Перед ней текло во всех направлениях неимоверное утро, холодным ветром проникало за ее спиной в дом. Элис долго стояла в дверном проеме и думала: всего один шаг. Один шаг, словно бы прочь отсюда, а на самом деле — ничуть; шаг в радугу, шаг, который она давно уже сделала и не могла переделать, и каждый новый шаг ведет только вперед. Она шагнула. Окруженная клочьями тумана, вышла на лужайку, где навстречу ей кинулась с восторженным лаем маленькая собачонка.
IV
IV
Пока Дейли Элис думала, а Софи сперва бодрствовала, а потом спала, пока Ариэль Хоксквилл летела по туманным деревенским дорогам, чтобы встретить поезд на северной станции, Оберон и Джордж Маус, подсев вплотную к костерку, гадали, куда Фред Сэвидж их завел, и никак не могли припомнить в подробностях, как они сюда попали.
Бури различий
Им вспоминалось, что отправились они в путь некоторое время назад; вначале, собирая экипировку, прошлись по старым сундукам и комодам Джорджа, хотя опасности и трудности пути предвидеть было невозможно и отбирать вещи пришлось наугад; Джордж находил и вытряхивал наружу свитеры, обвисшие рюкзаки, вязаные шапки, галоши.
— А ну-ка, — говорил Фред, натягивая на свою буйную шевелюру шапочку. — Давненько я ничего такого не носил.
— На что это нам? — пожал плечами Оберон, который стоял поодаль, засунув руки в карманы.
— Нет, послушай, — возразил Джордж. — Береженого бог бережет.

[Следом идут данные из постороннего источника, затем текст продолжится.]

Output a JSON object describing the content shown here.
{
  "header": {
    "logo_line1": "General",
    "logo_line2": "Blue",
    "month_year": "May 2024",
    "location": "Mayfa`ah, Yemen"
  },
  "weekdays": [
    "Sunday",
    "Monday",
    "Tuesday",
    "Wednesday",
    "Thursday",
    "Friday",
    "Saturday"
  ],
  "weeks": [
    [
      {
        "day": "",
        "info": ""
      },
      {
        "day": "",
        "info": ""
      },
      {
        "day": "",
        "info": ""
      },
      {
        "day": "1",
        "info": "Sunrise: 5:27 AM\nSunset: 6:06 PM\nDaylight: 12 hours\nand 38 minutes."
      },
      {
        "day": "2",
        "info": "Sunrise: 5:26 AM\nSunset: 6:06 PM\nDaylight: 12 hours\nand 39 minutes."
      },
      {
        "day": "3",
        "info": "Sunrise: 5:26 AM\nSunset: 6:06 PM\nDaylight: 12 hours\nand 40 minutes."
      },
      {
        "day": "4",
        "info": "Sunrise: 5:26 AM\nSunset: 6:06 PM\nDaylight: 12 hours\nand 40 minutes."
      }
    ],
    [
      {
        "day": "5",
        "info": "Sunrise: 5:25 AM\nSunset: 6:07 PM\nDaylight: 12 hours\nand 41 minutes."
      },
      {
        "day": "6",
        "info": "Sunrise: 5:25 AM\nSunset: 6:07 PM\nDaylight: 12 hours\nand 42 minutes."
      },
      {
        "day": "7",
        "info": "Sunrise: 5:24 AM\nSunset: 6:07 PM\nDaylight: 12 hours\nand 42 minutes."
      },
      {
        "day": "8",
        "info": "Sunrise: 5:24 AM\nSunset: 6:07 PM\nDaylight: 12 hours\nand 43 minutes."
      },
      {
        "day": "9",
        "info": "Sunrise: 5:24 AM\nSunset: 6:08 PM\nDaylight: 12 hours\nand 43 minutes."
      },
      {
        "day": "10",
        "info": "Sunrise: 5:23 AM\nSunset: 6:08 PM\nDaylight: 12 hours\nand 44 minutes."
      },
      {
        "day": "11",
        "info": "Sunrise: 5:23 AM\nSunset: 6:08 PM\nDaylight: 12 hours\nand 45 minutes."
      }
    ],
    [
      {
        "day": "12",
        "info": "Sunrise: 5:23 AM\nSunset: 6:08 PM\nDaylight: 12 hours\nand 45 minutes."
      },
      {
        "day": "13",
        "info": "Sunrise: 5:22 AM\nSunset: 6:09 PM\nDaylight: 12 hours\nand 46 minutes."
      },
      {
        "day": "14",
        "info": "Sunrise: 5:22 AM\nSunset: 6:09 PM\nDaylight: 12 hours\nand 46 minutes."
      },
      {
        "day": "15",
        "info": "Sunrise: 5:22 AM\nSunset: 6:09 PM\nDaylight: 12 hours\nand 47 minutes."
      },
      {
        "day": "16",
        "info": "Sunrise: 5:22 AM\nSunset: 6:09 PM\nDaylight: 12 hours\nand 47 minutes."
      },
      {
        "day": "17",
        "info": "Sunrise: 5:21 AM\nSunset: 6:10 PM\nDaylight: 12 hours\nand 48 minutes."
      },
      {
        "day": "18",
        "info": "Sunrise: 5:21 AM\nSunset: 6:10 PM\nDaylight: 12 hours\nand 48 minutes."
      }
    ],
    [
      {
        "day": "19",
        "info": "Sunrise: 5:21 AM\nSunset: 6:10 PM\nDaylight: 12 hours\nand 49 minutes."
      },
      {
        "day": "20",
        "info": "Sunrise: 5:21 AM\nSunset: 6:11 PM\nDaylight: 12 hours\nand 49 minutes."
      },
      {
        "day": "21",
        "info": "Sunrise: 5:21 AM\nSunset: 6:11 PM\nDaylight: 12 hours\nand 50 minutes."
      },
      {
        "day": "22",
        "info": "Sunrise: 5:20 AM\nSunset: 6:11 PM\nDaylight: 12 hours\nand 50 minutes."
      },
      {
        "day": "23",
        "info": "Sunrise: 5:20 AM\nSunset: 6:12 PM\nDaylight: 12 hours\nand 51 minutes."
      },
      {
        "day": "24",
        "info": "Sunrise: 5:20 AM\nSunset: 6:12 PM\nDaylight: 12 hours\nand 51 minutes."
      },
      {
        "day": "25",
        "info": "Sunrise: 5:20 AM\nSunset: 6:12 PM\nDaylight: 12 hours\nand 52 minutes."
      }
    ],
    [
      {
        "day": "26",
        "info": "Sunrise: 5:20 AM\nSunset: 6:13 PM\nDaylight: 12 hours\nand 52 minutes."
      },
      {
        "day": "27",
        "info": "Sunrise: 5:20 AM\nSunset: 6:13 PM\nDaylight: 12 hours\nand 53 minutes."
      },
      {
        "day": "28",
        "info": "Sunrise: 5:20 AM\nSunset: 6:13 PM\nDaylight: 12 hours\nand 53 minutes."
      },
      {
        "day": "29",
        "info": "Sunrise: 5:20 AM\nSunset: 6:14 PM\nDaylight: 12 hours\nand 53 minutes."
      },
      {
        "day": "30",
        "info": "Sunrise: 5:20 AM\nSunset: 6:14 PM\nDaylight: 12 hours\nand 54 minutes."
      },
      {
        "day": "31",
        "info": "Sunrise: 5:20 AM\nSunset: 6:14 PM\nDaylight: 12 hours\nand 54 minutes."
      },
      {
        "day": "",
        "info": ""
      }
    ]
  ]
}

Кто предупрежден, тот вооружен.
— Вооружиться — это нужное дело, — заметил Фред, поднимая гигантское пончо, — оно куда как кстати.
— Глупости, — фыркнул Оберон. — Я хочу сказать...
— Ну ладно, ладно, — огрызнулся Джордж, размахивая большим револьвером, который только что нашел в сундуке, — ладно, решай сам, мистер Всезнайка. Но только не говори, что я тебя не предупреждал. — Он засунул было револьвер за пояс, но передумал и швырнул его обратно в сундук. — А как насчет вот этого? — Он говорил о большом складном ноже с двадцатью лезвиями на все случаи жизни. — Бог мой, он мне уже сто лет не попадался на глаза.
— Красотища, — восхитился Фред, извлекая желтым ногтем пробочник. — Просто красотища. А ловкий какой.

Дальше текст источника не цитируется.